C’est comme écouter Carmen en Espagne, ou regarder Jivago par temps de neige. Que les délais d’édition rendent ce livre disponible aux premiers mois de François, jésuite devenu pape, et voilà qu’au fil de notre lecture se déploie tout un faisceau d’harmoniques et de correspondances. Toute une profondeur de champ, non voulue (et d’autant plus efficace), qu’il faut renoncer à mesurer rationnellement, mais qui enrichit à coup sûr et notre approche d’Ignace de Loyola, et notre regard sur le nouveau pontificat. Lumières offertes sur un siècle ou sur un autre, sur le maître ou sur le disciple, il s’agit toujours d’une quête spirituelle, de l’obéissance à Dieu et du pouvoir sur les hommes. Du service passionné de l’Église, citadelle imposante ou pauvre « hôpital de campagne »…

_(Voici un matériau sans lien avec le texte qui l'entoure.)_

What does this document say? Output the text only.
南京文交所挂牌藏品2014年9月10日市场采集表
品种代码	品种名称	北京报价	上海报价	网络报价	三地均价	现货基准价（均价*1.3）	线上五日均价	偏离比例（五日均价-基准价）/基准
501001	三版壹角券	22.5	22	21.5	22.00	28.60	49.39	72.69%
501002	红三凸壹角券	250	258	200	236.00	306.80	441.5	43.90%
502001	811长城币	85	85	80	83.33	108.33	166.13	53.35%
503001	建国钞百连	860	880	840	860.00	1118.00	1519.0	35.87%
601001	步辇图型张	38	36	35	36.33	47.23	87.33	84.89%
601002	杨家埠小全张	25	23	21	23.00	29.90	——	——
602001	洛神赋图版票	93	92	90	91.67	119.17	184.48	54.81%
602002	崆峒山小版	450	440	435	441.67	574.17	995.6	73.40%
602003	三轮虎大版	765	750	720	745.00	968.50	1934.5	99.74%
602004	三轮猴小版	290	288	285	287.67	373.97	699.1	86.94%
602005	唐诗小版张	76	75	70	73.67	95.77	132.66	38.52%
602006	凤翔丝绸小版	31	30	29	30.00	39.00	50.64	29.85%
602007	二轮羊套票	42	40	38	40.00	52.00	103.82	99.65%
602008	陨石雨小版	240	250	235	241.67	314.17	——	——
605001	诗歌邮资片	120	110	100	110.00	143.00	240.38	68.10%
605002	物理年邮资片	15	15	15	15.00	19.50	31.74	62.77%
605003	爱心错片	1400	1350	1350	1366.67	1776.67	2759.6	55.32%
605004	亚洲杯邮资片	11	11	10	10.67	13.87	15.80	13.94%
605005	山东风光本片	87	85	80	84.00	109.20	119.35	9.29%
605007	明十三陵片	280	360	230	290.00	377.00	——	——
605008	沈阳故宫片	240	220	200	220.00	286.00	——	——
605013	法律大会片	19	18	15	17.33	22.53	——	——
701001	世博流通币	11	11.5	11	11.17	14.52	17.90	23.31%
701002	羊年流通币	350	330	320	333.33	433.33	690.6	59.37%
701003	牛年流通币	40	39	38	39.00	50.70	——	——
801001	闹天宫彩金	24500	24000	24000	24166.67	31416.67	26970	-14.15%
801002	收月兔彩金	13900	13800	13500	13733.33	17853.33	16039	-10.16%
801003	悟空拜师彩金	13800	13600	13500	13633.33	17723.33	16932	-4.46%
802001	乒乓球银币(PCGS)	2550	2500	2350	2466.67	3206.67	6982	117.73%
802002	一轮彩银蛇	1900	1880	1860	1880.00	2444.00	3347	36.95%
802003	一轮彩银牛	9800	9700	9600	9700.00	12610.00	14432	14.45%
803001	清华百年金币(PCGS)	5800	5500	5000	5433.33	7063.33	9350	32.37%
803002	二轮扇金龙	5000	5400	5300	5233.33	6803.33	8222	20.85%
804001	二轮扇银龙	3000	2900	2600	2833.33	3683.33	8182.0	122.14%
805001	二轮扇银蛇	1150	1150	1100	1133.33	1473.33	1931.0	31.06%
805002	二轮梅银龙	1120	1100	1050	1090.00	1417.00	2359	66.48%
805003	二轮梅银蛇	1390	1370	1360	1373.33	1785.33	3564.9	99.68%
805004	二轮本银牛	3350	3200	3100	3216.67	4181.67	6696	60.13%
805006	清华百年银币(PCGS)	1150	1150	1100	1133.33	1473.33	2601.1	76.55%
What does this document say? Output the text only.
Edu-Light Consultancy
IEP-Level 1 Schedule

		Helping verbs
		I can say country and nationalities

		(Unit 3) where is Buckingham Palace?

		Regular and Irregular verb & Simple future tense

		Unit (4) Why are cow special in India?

Cette biographie du fondateur de la Compagnie de Jésus cherche à éteindre les éclairages surdorés ou fantasmagoriques qu’a très vite projetés sur lui l’imaginaire collectif. Car, au fil des siècles, en abusant de l’eau bénite ou du vitriol, on le dépeint avec le plus grand enthousiasme ou avec l’aigreur la plus haineuse, mais jamais sans passion, tant il est difficile de parler sobrement de cet homme de feu.
Pierre Emonet, jésuite, suggère ce feu avec élan. Il veut d’abord raconter comment le feu a pris : conversion musclée, grâces mystiques exceptionnelles, initiatives parfois intempestives, toujours enthousiastes. Puis comment le feu a gagné les compagnons dont, très tôt, Ignace a voulu s’entourer. Comment l’aventure fervente de ce qui n’était au début qu’une poignée d’hommes a pu stimuler une Église en quête de renouveau évangélique, bousculée par l’élan missionnaire vers les Indes de tous horizons.
Les historiens disposent d’un récit autobiographique ; les premiers jésuites ont rédigé leurs souvenirs ; on conserve des milliers de lettres dictées, sinon écrites, par Ignace. L’auteur a lu et relu ces documents, il a consulté des spécialistes (on recommande la touche psychanalytique du chapitre VII…). Et une quinzaine de courts chapitres lui suffit pour rendre compte de la route de celui qui se voulait Pèlerin, afin d’aller partout « aider les âmes ». Trajectoire tout autant culturelle que géographique : du pays Basque à Rome, la suite du Christ l’entraîne surtout dans cette zone foisonnante qui conduisait l’Occident chrétien du Moyen Âge à la Renaissance.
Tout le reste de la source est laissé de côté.